In response to the “growing threat from North Korea’s ballistic missile and nuclear programs,” Pacific Air Forces said two B-1B Lancer bombers from Guam flew to the Korean Peninsula Friday and practiced an attack mission with South Korean and U.S. fighters.

It was the second time in two days that B-1Bs were dispatched to Asia in a show of force.

Friday’s mission was in response to a series of increasingly escalatory actions by North Korea, including a test launch of an intercontinental ballistic missile on Monday, according to the Air Force command headquartered at Joint Base Pearl Harbor-Hickam.

“North Korea’s actions are a threat to our allies, partners and homeland,” Gen. Terrence O’ Shaughnessy, Pacific Air Forces commander, said in a release. “Let me be clear, if called upon we are trained, equipped and ready to unleash the full lethal capability of our allied air forces.”

Pacific Air Forces said the demonstration was part of the “ironclad” U.S. commitment to its allies against the North Korean threat.

The B-1Bs flew to the Korean Peninsula and joined with South Korean F-15 fighters and U.S. Air Force F-16 fighters. The B-1Bs practiced attacks by releasing inert weapons at the Pilsung Range, the service said.

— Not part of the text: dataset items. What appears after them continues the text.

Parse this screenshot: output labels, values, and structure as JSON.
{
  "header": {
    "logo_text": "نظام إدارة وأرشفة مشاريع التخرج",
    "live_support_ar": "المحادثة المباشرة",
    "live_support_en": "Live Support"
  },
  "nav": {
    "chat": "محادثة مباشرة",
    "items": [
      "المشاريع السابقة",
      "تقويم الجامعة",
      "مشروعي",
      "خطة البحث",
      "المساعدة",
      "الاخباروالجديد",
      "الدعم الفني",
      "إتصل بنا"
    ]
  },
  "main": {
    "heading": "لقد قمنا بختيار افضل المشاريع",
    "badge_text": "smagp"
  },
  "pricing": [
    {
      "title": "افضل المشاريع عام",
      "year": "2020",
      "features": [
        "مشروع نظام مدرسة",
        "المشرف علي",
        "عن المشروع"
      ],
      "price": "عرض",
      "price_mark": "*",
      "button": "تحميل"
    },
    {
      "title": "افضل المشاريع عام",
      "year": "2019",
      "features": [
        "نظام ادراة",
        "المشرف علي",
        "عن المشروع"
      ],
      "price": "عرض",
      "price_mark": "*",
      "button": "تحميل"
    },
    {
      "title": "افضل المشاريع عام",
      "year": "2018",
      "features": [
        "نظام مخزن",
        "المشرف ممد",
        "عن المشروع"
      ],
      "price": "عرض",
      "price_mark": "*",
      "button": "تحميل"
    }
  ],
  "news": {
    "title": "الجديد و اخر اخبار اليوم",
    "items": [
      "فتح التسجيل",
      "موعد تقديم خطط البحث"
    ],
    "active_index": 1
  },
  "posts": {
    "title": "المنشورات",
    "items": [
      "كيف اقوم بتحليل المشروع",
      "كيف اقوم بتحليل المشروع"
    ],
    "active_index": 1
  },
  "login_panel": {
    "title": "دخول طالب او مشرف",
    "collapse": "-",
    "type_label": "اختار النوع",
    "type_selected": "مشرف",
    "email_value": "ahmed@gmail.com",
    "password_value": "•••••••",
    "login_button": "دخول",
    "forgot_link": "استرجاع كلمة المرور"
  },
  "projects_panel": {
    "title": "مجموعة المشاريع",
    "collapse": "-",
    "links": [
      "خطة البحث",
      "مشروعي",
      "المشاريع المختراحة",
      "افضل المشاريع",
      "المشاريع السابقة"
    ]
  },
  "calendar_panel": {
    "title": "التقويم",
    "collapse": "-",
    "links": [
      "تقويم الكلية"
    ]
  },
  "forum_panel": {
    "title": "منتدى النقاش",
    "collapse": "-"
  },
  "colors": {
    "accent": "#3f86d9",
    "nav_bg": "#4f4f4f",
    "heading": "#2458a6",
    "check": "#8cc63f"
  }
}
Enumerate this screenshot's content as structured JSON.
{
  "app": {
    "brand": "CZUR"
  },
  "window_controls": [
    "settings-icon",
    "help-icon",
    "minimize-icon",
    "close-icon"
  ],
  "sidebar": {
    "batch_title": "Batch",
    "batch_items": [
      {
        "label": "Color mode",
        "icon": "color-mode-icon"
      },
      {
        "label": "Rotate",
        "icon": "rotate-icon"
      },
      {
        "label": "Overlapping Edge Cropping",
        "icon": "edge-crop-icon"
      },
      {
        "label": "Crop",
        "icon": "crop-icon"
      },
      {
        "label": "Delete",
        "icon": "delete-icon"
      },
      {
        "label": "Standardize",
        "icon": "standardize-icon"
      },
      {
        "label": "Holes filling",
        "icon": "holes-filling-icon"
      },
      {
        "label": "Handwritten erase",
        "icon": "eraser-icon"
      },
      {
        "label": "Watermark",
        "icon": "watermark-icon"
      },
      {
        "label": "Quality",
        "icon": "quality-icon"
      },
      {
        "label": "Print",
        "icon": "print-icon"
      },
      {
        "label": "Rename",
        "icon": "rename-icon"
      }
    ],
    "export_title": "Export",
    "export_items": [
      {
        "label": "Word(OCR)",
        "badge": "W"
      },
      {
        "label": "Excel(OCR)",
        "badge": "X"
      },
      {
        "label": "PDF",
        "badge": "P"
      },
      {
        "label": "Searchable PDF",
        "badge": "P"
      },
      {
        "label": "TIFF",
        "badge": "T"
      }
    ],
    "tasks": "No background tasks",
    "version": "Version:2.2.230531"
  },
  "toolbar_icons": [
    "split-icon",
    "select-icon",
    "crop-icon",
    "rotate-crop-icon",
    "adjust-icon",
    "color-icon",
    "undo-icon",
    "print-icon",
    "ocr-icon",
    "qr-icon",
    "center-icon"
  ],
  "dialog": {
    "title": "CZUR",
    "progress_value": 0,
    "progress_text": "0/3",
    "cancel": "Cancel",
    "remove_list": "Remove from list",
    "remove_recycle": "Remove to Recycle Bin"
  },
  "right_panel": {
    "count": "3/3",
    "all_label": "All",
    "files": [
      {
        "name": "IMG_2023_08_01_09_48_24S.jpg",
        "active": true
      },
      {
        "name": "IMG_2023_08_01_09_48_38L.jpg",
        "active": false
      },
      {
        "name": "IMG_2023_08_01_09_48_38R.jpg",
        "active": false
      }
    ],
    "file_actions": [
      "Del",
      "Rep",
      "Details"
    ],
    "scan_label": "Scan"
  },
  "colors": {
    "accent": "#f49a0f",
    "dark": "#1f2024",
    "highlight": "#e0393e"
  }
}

“U.S. bombers and Republic of Korea fighters are just two of many lethal military options at our disposal,” Lt. Gen. Thomas Bergeson, U.S. Forces Korea deputy commander, said in the same release. “This mission clearly demonstrates the U.S.-ROK alliance remains prepared to use the full range of capabilities to defend and to preserve the security of the Korean Peninsula and region.”

En route back to Guam, the B-1Bs flew with Japan Air Self-Defense Force F-2 fighter jets over the East China Sea, the Air Force said.

On Thursday, meanwhile, two B-1Bs flying out of Guam flew over the disputed South China Sea.

The mission “demonstrates how the U.S. will continue to exercise the rights of freedom of navigation anywhere international law allows,” the Air Force said. “These actions are consistent with long-standing and well-known U.S. freedom of navigation policies that are applied to military operations around the world.”

China lays claim to much of the South China Sea and the United States periodically sails ships and flies planes through the region in what America maintains is international airspace and waters.

The B-1Bs that deployed from Dyess Air Force Base in Texas and were using Andersen Air Force Base in Guam as a “power projection platform” earlier flew a mission over the East China Sea with Japanese counterparts, the Air Force said.

The “combat skills” mission marked the first time U.S. Pacific Command-directed B-1Bs conducted training with Japanese fighters at night.

“U.S. joint military forces in the Indo-Asia-Pacific are always ready to defend the American homeland,” Pacific Air Forces said. “These flights with Japan demonstrate the solidarity between Japan and the U.S. to defend against provocative and destabilizing actions in the Pacific theater.”